Super cool
Preserving donor tissue and organs is a daunting challenge facing the medical field. The viability of a donor heart, for instance, is measured in hours, greatly limiting the recipients who could benefit from a lifesaving transplant. But Berkeley researchers have now revived human heart tissue after it had been preserved in a subfreezing, supercooled state for 1 to 3 days. The method they used, called isochoric supercooling, was pioneered in the lab of Boris Rubinsky, professor of mechanical engineering and of bioengineering. These results also have near-term implications for the preservation and transport of organ-on-a-chip platforms, expanding access beyond the select few labs that can manufacture them for research and industry.

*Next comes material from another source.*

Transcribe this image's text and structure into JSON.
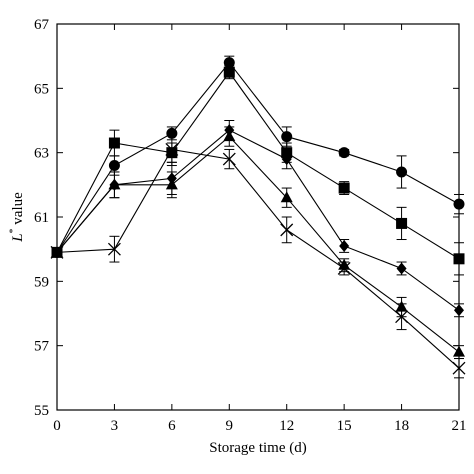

For the study, researchers used cardiac tissue grown from adult stem cells — a heart-on-a-chip system that was developed in the lab of Kevin Healy, professor of bioengineering and of materials science and engineering. The heart-on-a-chip was submerged in a rigid chamber filled with a common organ preservation solution that had been chilled to minus 3 degrees Celsius. Researchers then removed the heart cells from the solution after durations of 24, 48 or 72 hours, and returned them to a warm 37 degrees Celsius. Examination of the heart tissue confirmed that isochoric supercooling had not altered the structural integrity of the heart tissue, nor did it significantly affect the beat rate or beat waveform.
They found that spontaneous beating resumed for 65% to 80% of the cells that had been supercooled for up to three days. Moreover, they found no significant difference resulting from the duration of supercooled preservation.
The researchers — including first author Matt Powell-Palm (Ph.D.’20 ME), Berenice Charrez (Ph.D.’20 BioE), Verena Charwat, and Brian Siemons — emphasized that further work is needed to scale up these results to full organs.